By John Rieping | Published 8 March 2014 in The Madera Tribune | All rights reserved |
Earlier this week, an Internet meme amused me.
In its first of two panels, the image showed the faces of the characters of the classic movie "Star Wars" -- robot C-3PO, Jedi master Obi-Wan Kenobi, and young Luke Skywalker -- as they stared ahead. Below them was the film quote, "You'll never find a more wretched hive of scum and villainy."
The second panel showed the characters from behind, but the panorama before them was not Mos Eisley space port on the planet of Tatooine. Instead it showed the U.S. Congress in session.
I shared it online with a friend, who commented she was coming to agree with its sentiments more and more. Dangerously, her words made me reflect, and I realized I could not embrace the meme's cynicism.

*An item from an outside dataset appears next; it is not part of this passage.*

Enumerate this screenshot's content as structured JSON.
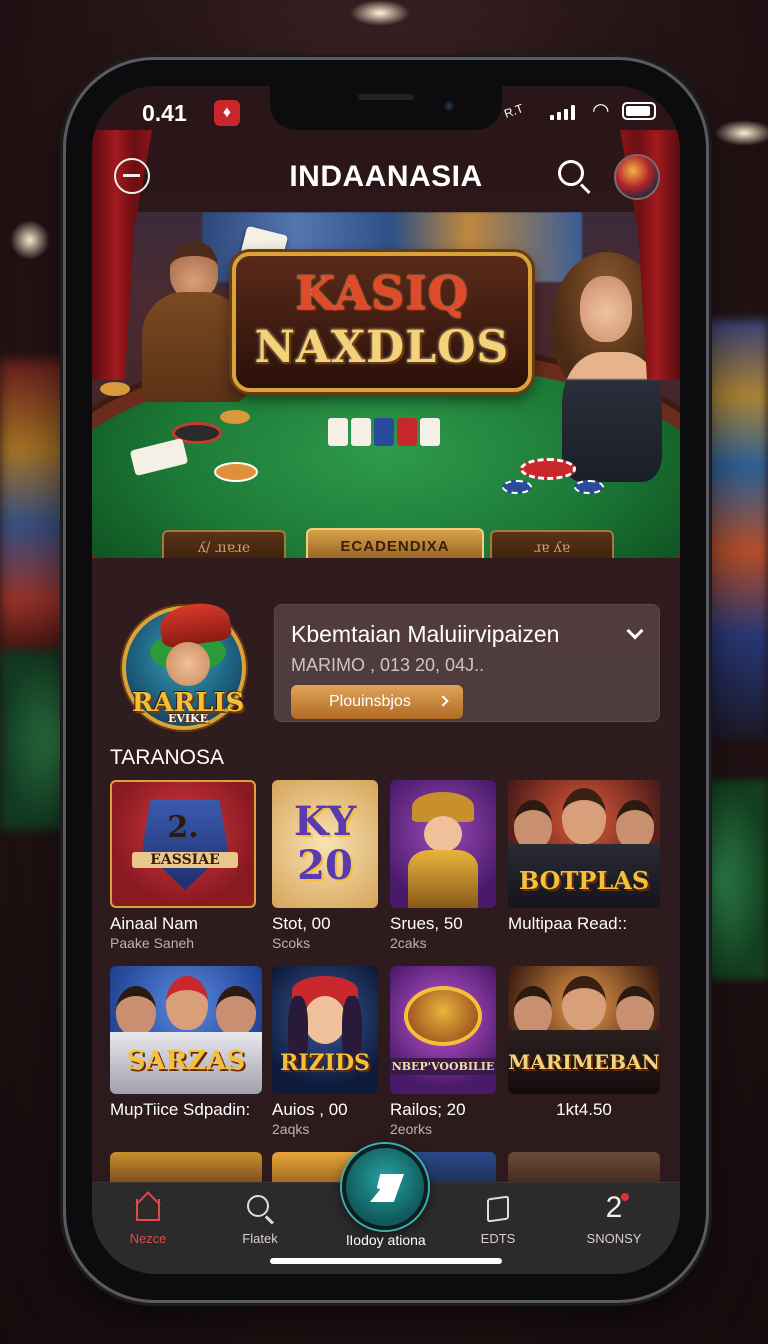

Power may indeed tend to corrupt, as British historian Lord Acton proposed in 1887, but that doesn't necessarily mean that all politicians are dishonest and unjust.
A long time ago in our very own galaxy, the Greek philosopher Aristotle (384-322 BC) considered political theory to be a branch of the philosophy of ethics. By ethics, humanity aspires to happiness by a life of virtue, he taught, and by politics we cultivate virtue in a people so it may be happy.
Such thinking is not so distant from us. After all, some of our laws clearly exist to discourage and punish behavior our U.S. society views as bad, whether it be voyeurism or bribery. When our morality shifts, the laws of our democracy often belatedly follow, and sometimes the other way around.
Late in February, U.S. Attorney General Eric Holder reminded me anew of the connection between politics and ethics with his justification for President Barack Obama and himself refusing to uphold laws they consider wrong. Elsewhere, more than a handful of state attorneys general, fellow Democrats, have also abandoned their similar sworn duty.
In the latter cases, the issue revolves around constitutional amendments or laws limiting the definition of marriage to one man and one woman.
Attorneys general must resolve, Holder said, "not merely to use our legal system to settle disputes and punish those who have done wrong, but to answer the kinds of fundamental questions -- about fairness and equality -- that have always determined who we are and who we aspire to be, both as a nation and as a people."
In short, Holder, Obama and others are following their consciences, like many brave souls in history have also done in the face of what they see as unfair laws.
It is an unexpected stance from members of an administration that on Feb. 18, 2011, rescinded many existing conscience protections for medical workers, who previously were allowed to refuse to offer services that violated their morals or religious beliefs.
No longer would federal law allow pharmacists to say no to prescriptions for abortifacient drugs, a doctor to decline to treat a lesbian for infertility, or an ambulance driver to reject taking a woman to an abortion.
While the U.S. president and attorneys general follow their hearts, the unelected citizen has been told that the law trumps their convictions.
The award-winning play and movie "A Man for All Seasons" dramatizes the true tale of Sir Thomas More, the high-ranking chancellor of England during the 16th-century reign of King Henry VIII. Ultimately More would be executed rather than deny his conscience and accept the king's claim to be the spiritual head of Christianity in England.
In the drama, More's future son-in-law, Will Roper, urges him to detain a man openly willing to betray More for profit, but he will not: "Go he should if he were the Devil himself until he broke the law!"
This outrages Roper, who thinks laws should be ignored when dealing with evil people.
More replies with equal passion: "What would you do? Cut a great road through the law to get after the Devil? ... And when the last law was down, and the Devil turned round on you -- where would you hide, Roper, the laws all being flat? This country is planted thick with laws from coast to coast, Man's laws, not God's, and if you cut them down -- and you're just the man to do it -- do you really think you could stand upright in the winds that would blow then? Yes, I give the Devil benefit of law, for my own safety's sake!"
Whether in theater or history, More embodies the paradox of deep respect for both law and conscience. May God raise up more such politicians.